Posted: 27th November 2014
With the FCA making waves as a more ‘proactive’, ‘intrusive’ regulator, your firm may be concerned that ‘over-regulation’ is choking any possibilities for providing innovative financial products and services to your customers. The FCA has evidently gauged these sentiments, and at the end of October, announced that its ‘Innovation Hub’ was open for business and offering support to firms developing new products and launching pioneering ideas.
This announcement indicates a radical and purposeful change in the approach of the FCA. The regulator is publicly setting out its commitment to work with firms and support those initiatives where true customer benefits will result.
This will come as a great relief to innovative, yet-to-be-authorised start-ups who could now receive dedicated attention and resource, as well as to existing small firms who want to start showing the FCA they are serious about conduct risk.
Industry worries and impact
The FCA feedback statement, following its July call to the industry for input on Project Innovate, recognises that some larger firms in the industry are unhappy that their fees will fund the Innovation Hub; a function of the regulator they feel they are unlikely to receive direct value from.
Whilst these larger C1 and C2 firms have not been excluded, they already have named FCA supervisors, professional compliance teams, and the budget to appoint independent consultants. The FCA is therefore looking to “redress the balance” and give the primary benefits to those smaller firms in the industry who can show they have a ‘genuine need’ for support.
That’s not to say that the FCA won’t continue joining forces with larger firms to encourage innovation. They’re already doing plenty in this space in areas such as behavioural economics and the disclosure of information to customers – thereby showing its intention to be a proactive, pre-emptive and an altogether different kind of regulator.
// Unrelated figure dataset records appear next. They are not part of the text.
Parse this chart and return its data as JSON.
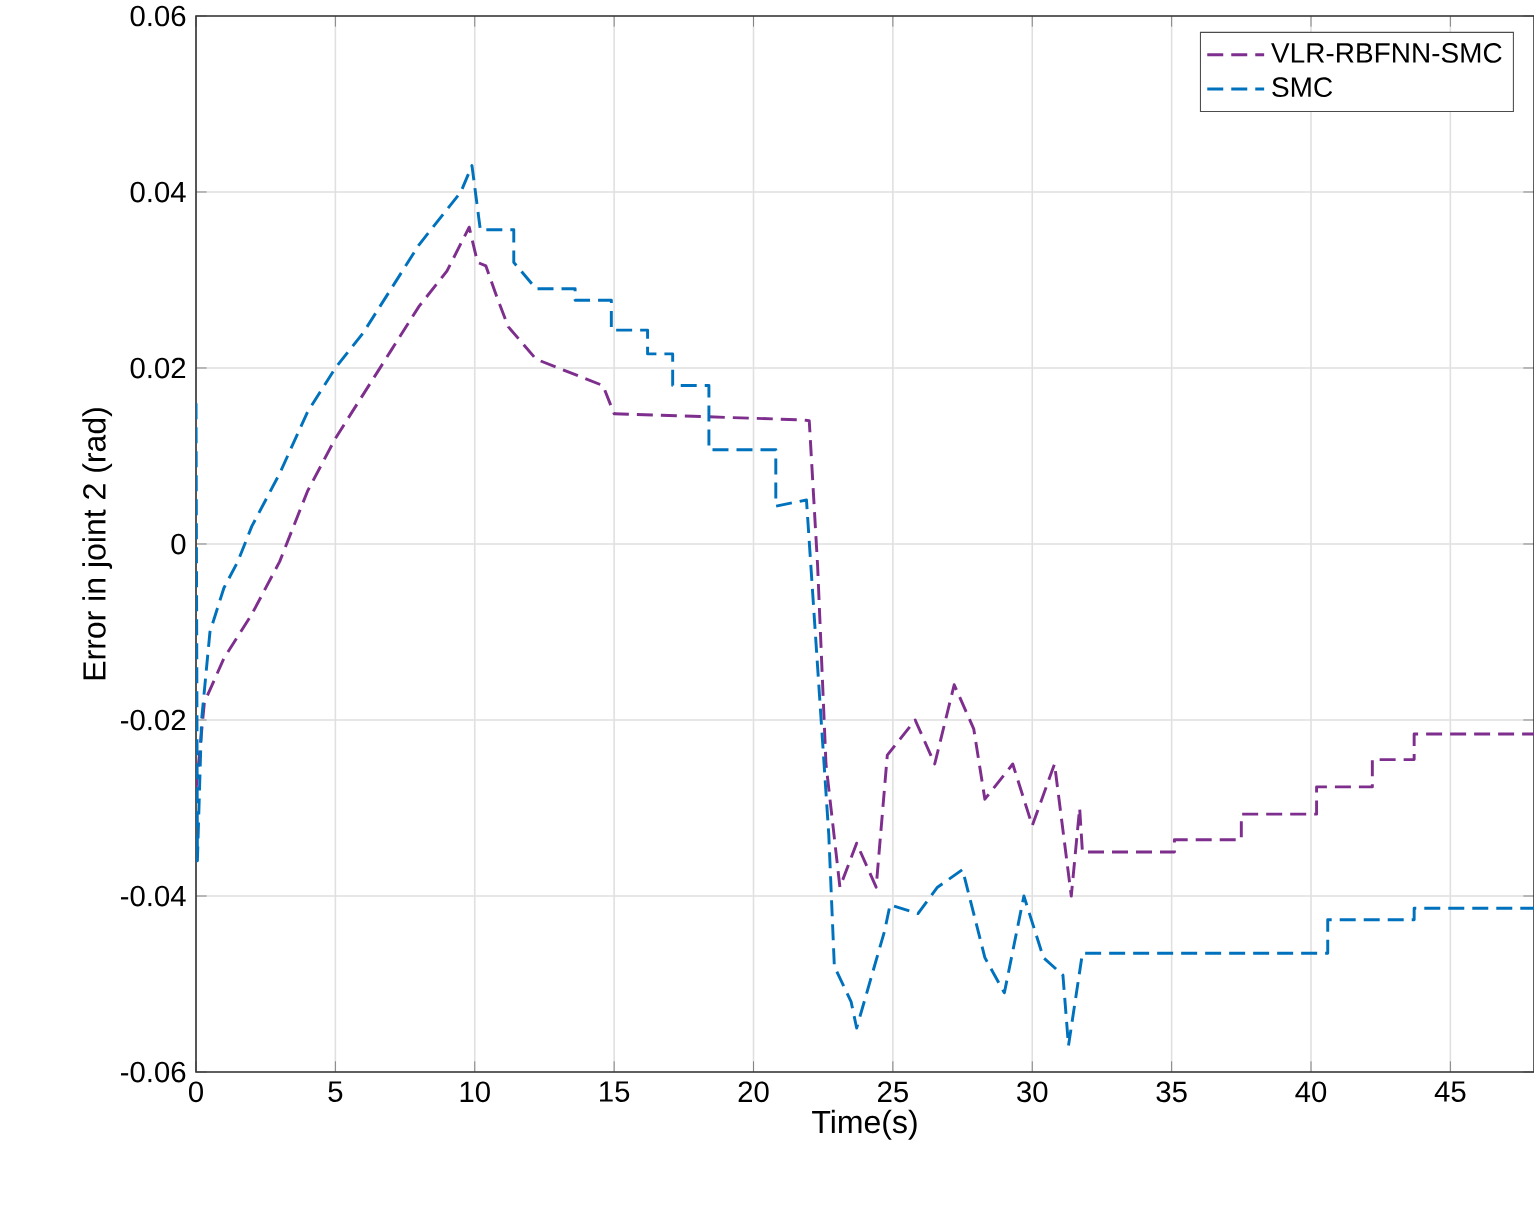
{
  "chart_data": {
    "type": "line",
    "xlabel": "Time(s)",
    "ylabel": "Error in joint 2 (rad)",
    "xlim": [
      0,
      48
    ],
    "ylim": [
      -0.06,
      0.06
    ],
    "xticks": [
      0,
      5,
      10,
      15,
      20,
      25,
      30,
      35,
      40,
      45
    ],
    "yticks": [
      -0.06,
      -0.04,
      -0.02,
      0,
      0.02,
      0.04,
      0.06
    ],
    "grid": true,
    "legend": "top right",
    "line_style": "dashed",
    "marker": "none",
    "series": [
      {
        "name": "VLR-RBFNN-SMC",
        "color": "#7e2f8e",
        "x": [
          0,
          0.3,
          1,
          2,
          3,
          4,
          5,
          6,
          7,
          8,
          9,
          9.8,
          10.1,
          10.4,
          10.8,
          11.2,
          12.2,
          14.6,
          15,
          21.8,
          22,
          22.3,
          22.6,
          23.1,
          23.7,
          24.4,
          24.8,
          25.8,
          26.5,
          27.2,
          27.9,
          28.3,
          29.3,
          30,
          30.8,
          31.4,
          31.7,
          31.8,
          35.1,
          35.1,
          37.5,
          37.5,
          40.2,
          40.2,
          42.2,
          42.2,
          43.7,
          43.7,
          48
        ],
        "values": [
          -0.028,
          -0.018,
          -0.013,
          -0.008,
          -0.002,
          0.006,
          0.012,
          0.017,
          0.022,
          0.027,
          0.031,
          0.036,
          0.032,
          0.0316,
          0.028,
          0.0247,
          0.021,
          0.018,
          0.0148,
          0.0141,
          0.014,
          -0.0025,
          -0.025,
          -0.039,
          -0.034,
          -0.039,
          -0.024,
          -0.02,
          -0.025,
          -0.016,
          -0.021,
          -0.029,
          -0.025,
          -0.032,
          -0.025,
          -0.04,
          -0.03,
          -0.035,
          -0.035,
          -0.0336,
          -0.0336,
          -0.0307,
          -0.0307,
          -0.0276,
          -0.0276,
          -0.0245,
          -0.0245,
          -0.0216,
          -0.0216
        ]
      },
      {
        "name": "SMC",
        "color": "#0072bd",
        "x": [
          0,
          0.05,
          0.2,
          0.5,
          1,
          1.5,
          2,
          3,
          4,
          5,
          6,
          7,
          8,
          9,
          9.5,
          9.9,
          10.2,
          11.4,
          11.4,
          12.2,
          13.6,
          13.6,
          14.9,
          14.9,
          16.2,
          16.2,
          17.1,
          17.1,
          18.4,
          18.4,
          20.8,
          20.8,
          21.9,
          22.7,
          22.9,
          23.5,
          23.7,
          24.7,
          24.9,
          25.9,
          26.6,
          27.5,
          28.3,
          29,
          29.7,
          30.4,
          31.1,
          31.3,
          31.8,
          40.6,
          40.6,
          43.7,
          43.7,
          48
        ],
        "values": [
          0.016,
          -0.036,
          -0.02,
          -0.01,
          -0.005,
          -0.002,
          0.002,
          0.008,
          0.015,
          0.02,
          0.024,
          0.029,
          0.034,
          0.038,
          0.04,
          0.043,
          0.0357,
          0.0357,
          0.032,
          0.029,
          0.029,
          0.0277,
          0.0277,
          0.0243,
          0.0243,
          0.0216,
          0.0216,
          0.018,
          0.018,
          0.0107,
          0.0107,
          0.0043,
          0.005,
          -0.033,
          -0.048,
          -0.052,
          -0.055,
          -0.044,
          -0.041,
          -0.042,
          -0.039,
          -0.037,
          -0.047,
          -0.051,
          -0.04,
          -0.047,
          -0.049,
          -0.057,
          -0.0465,
          -0.0465,
          -0.0427,
          -0.0427,
          -0.0414,
          -0.0414
        ]
      }
    ]
  }
}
Such positives can also bring a potential regulatory risk. By supporting innovation, the FCA could indirectly impact the business models of the larger firms, as evidenced by its commentary on helping new innovator firms get bank accounts, and thus hastening the speed at which banks may be required to change their processes. Great for customers, but firms would be well advised to have this risk on their radar. The FCA states that it won’t “interfere in legitimate commercial decisions by banks”, but the devil is in the detail and it remains a risk firms need to be aware of and plan for.
The Regulator’s risk
The ‘Innovation Hub’ sounds great, but an appropriate resourcing balance needs to be maintained between this and the FCA’s day-to-day authorisation, supervision, and enforcement work, as well as the market studies and thematics currently transpiring.
The eyes of the industry, and the larger firms in particular, will be firmly on the FCA and its skill in selecting the most appropriate innovations to support and the most deserving firms to escalate through the authorisation process.
The Innovation Hub truly demonstrates the FCA’s desire to move to a more flexible and pragmatic culture. It is the only regulator in Europe taking such a realistic approach to regulating firms rather than hiding behind tick box processes, rules and legal interpretations. In doing so, they are really demonstrating that they want to work with the industry, and by the same token, improve outcomes for all customers.
Innovation can mean products, processes, marketing or organisational initiatives, so for those firms willing to embrace this new regulatory culture, the rewards are certainly there for the taking.